= Jerry Fishenden =

British writer

Jerry Fishenden is a British technologist. Fishenden has been referred to as "one of the UK’s leading authorities in the world of technology", and appears regularly in a variety of mainstream media.

== Education ==
In 1984 he graduated with a BSc (Hons) from the City University, London, where he also later obtained an MPhil In 2013, he was awarded a PhD in creative technologies from De Montfort University's Institute of Creative Technologies.

==Career==
He was appointed as the specialist adviser to the House of Commons Science and Technology Committee for their inquiry into Digital Government (2018-2019) and is a member of the Scottish Government's Online Identity Assurance Expert Group. He was a cofounder and director of the former Centre for Technology Policy Research, and formerly a senior research fellow in the Centre for Creative Computing at Bath Spa University, and a visiting senior fellow at the London School of Economics Department of Management as well as being a key advisor to the Policy Engagement Network. In November 2010 he was appointed as a specialist adviser to the House of Commons Public Administration Select Committee to assist the committee with their inquiry into government IT. From 2009 to 2010, he was appointed as a member of the Scottish Government's expert panel on identity management and privacy, and has been an invited speaker at the Cambridge Union Society. He was the co-chair of the U.K. Government's Privacy and Consumer Advisory Group from 2011 to 2017.

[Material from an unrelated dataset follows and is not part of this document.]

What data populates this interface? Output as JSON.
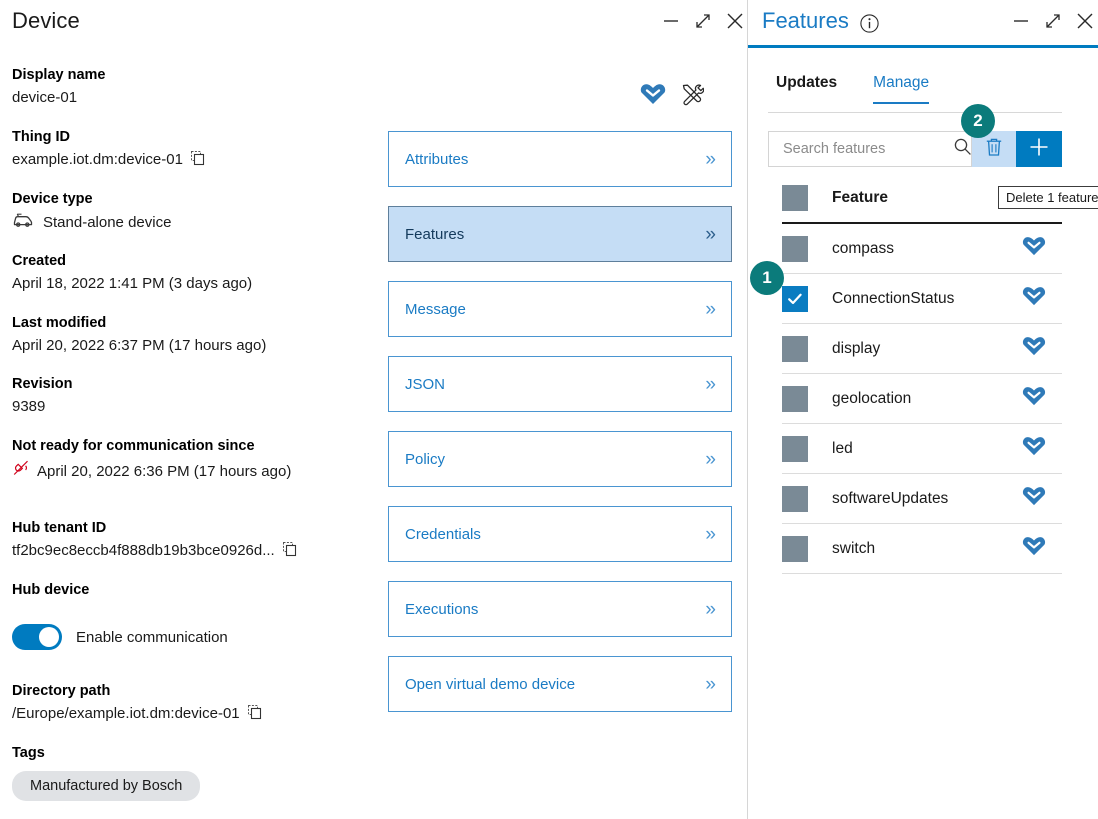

He has held a variety of the IT industry's most senior positions, including as the UK Government's interim deputy chief technology officer, Microsoft's lead technology policy and strategy advisor; as head of business systems for the UK's chief financial services regulator in the City of London; as an officer of the House of Commons, where he pioneered the Parliamentary data and video network at the Houses of Parliament, as well as putting Parliament on the World Wide Web; and as a director of IT in the National Health Service.

His blog tackles issues at the intersection of technology and policy. Analysts Redmonk have referred to him as being a 'trusted advisor'. His Scotsman article on the proposed Identity Card for the UK, which was the first public commentary on the system by a recognised industry figure, opened up constructive debate on an important topic.

He is a fellow with Chartered status of the British Computer Society (FBCS CITP), a fellow of the Royal Society of Arts (FRSA), a fellow of the Institute for the Management of Information Systems (FIMIS) and a fellow of the Institution of Analysts and Programmers. He is also a long-time member of the Writers Guild of Great Britain.